Algunos se mueven en el mínimo transporte público, para la mayoría aparecen las guaguas y camiones alquilados. Se llega también en bicicletas, en motos eléctricas, en almendrones… El objetivo es uno: el mar, ancho libre y cristalino. Porque allí, frente a la brisa y el vaivén de las olas, muchas cosas parecen olvidarse: el cansancio de la semana, el calor por falta de corriente, la escasez de productos, o el noticiero que raras veces trae una buena nueva, tanto en Cuba como en este mundo de guerras y catástrofes de todo tipo.

En la playa se vive el presente: los niños chapoteando en el agua, los jóvenes tras la pelota de fútbol con dos improvisadas porterías de piedra, la abuela que se refresca los pies en la orilla, los amigos que comparten un arroz frito, unas cervezas congeladas en los termos, ron “peleón” o unos tamales que alguien preparó para comer, o para vender.

Arena fértil de los emprendedores y sus iniciativas. A puro corazón y mente ágil, cada uno, con su ingenio y su trabajo, aporta a ese ambiente de pequeña feria popular donde todos encuentran algo para disfrutar. Uno tras otro pasan a pie, mochilas a la espalda y jabas inmensas en las manos. Venden lo mismo croquetas, que chucherías dulces y galletas saladas, papalotes, piña colada, sombreros y gafas para el sol… Se hacen fotos de familia al instante.

Músicos para cualquier gusto, trovadores, conjuntos típicos, mariachis con sombreros, trompetas y enormes contrabajos que desandan kilómetros de playa. Santa María es también un inmenso centro cultural de varios kilómetros. La música viene a granel, todo mezclado, el reguetón, el reparto y un Silvio y Pablo que emulan en volumen con Luis Miguel. Con un par de bocinas y una caja vacía a modo de tumbadora se arma la fiesta. Y cómo se baila levantando con los pies la fina arena playera.

Y es que el cubano, por naturaleza, se reinventa cada día, en su casa, en su cuadra, en su puesto de trabajo… Y también y sobre todo en la playa. Con un dominó o un juego de barajas, una mesita y cuatro sillas plegables, se improvisan torneos bajo la sombra de centenares de carpas, sombrillas y tumbonas, que vienen con los bañistas o se alquilan allí mismo a precios que pueden pagarse entre todos para un “finde” feliz. Con ganas, con risa y con gente buena, se construye un sábado o un domingo que valen la pena recordar.

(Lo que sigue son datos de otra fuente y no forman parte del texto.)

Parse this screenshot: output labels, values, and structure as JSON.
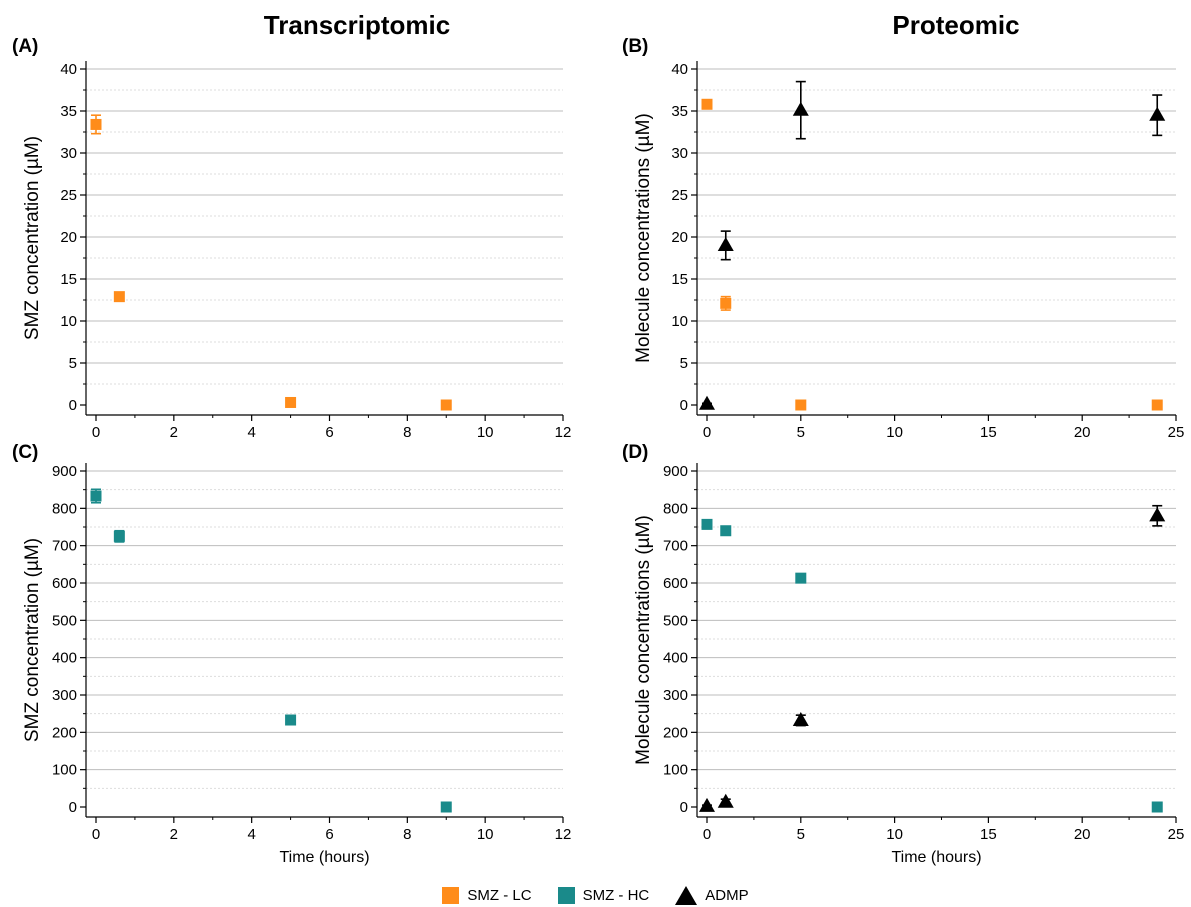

Por eso Santa María, como tantas otras playas cubanas, se convierte los fines de semana en un espacio de escape y de vida. Un oasis donde las carencias no desaparecen, pero se enfrentan con resiliencia, con alegría, y con la convicción de que todo puede mejorarse. Rendirse sigue sin ser una opción.

El bloqueo sigue ahí, apretando cada vez más. Las dificultades no son inventadas ni maquilladas. Pero también sigue viva la voluntad de vivir, de reír, de disfrutar del sol, las aguas cristalinas y la arena blanca de este Caribe único.

Las playas cubanas son entonces –todas– una gran familia en total tranquilidad y seguridad. El lugar ideal para cargar las pilas. Para regresar mañana o pasado y enfrentar con ánimos mayores las luchas cotidianas, el trabajo y los estudios.